Channels Television  
Updated July 5, 2012

You are what you eat, putting your best face forward starts with putting the right ingredients in your mouth. “The same foods that are good for your health are good for your skin.

Load up on nutritious meals and snacks, like sweet potatoes, mangoes, and canned tuna. Experts say these foods will do as much for your appearance as your inner health.

• Tomatoes:- They provide red pigments and healthy benefits, which helps eliminate skin-aging free radicals caused by ultraviolet rays—in other words, protecting against sun damage. To reap the most benefits, heat them up: A half-cup of cooked tomatoes, for example, packs 16 milligrams of lycopene. A daily dose coupled with sunscreen will help block the burn.

• Fruits:- Load up some fruits in your system like, Mangoes, papaya, Apricot, are full of pigment called carotenoids, which are stored in the layer of fat directly beneath the skin and can improve color.

• Canned Tuna:- It’s packed with selenium, a nutrient that preserves elastin, which keeps skin smooth and tight. Selenium also prevents free radicals that are produced by UV rays from damaging skin cells, protecting against sun damage.

• Safflower Oil:- If you have a dry, itchy or flaky skin. This cooking oil doubles as a moisturizer. It contains omega-6 fatty acids, which keeps the cell walls supple, allowing water to reach the skin.
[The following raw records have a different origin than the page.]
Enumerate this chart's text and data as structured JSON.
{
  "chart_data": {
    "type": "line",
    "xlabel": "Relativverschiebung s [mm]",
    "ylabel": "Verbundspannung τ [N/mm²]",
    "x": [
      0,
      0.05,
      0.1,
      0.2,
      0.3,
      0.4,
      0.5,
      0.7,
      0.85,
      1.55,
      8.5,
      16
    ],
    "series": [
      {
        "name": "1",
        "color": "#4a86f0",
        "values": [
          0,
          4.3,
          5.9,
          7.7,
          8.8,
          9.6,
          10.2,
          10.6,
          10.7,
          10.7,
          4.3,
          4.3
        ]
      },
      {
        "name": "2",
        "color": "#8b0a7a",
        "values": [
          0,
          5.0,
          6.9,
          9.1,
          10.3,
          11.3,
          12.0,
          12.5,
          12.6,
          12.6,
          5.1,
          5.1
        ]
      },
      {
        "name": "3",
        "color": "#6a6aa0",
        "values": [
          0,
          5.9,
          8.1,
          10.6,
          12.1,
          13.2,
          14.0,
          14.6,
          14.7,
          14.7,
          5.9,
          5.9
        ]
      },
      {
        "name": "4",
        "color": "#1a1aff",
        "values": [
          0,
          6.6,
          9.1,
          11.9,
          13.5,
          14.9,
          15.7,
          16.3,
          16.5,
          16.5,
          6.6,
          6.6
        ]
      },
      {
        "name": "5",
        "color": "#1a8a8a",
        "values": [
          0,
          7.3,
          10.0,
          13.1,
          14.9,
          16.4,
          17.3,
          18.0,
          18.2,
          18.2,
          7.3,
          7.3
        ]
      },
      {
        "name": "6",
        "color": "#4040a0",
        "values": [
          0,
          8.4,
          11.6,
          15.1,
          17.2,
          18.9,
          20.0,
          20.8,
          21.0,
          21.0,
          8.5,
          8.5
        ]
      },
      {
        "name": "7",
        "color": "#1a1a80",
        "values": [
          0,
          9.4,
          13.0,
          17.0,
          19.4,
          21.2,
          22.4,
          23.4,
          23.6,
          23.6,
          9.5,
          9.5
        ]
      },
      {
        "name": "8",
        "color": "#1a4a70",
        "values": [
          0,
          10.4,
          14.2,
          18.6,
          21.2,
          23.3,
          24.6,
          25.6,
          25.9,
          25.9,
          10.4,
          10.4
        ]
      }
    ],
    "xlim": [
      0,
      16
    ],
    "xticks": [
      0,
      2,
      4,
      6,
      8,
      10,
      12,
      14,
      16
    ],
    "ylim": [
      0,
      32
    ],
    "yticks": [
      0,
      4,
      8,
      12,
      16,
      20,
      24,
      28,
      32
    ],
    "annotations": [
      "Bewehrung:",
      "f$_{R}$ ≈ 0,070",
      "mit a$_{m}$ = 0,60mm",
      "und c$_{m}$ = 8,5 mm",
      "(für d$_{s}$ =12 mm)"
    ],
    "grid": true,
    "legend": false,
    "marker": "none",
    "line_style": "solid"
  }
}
• Sweet Potatoes:- They’re full of vitamin C, which smoothens wrinkles by stimulating the production of collagen. Research say regular eating of sweet potatoes reduces 11 percent of wrinkles.

• Mussels. If you’re not getting enough iron, your skin will turn pale and pasty, Ansel says. The solution? Iron-rich choices like mussels. One 3-ounce serving delivers a third of the daily recommended amount.

• Spinach. Want to protect yourself against skin cancer? People who ate the most spinach developed half as many skin tumors over 11 years as those who ate the smallest amount. That’s likely because the foliate in spinach helps maintain and repair DNA, reducing the likelihood of cancer-cell growth.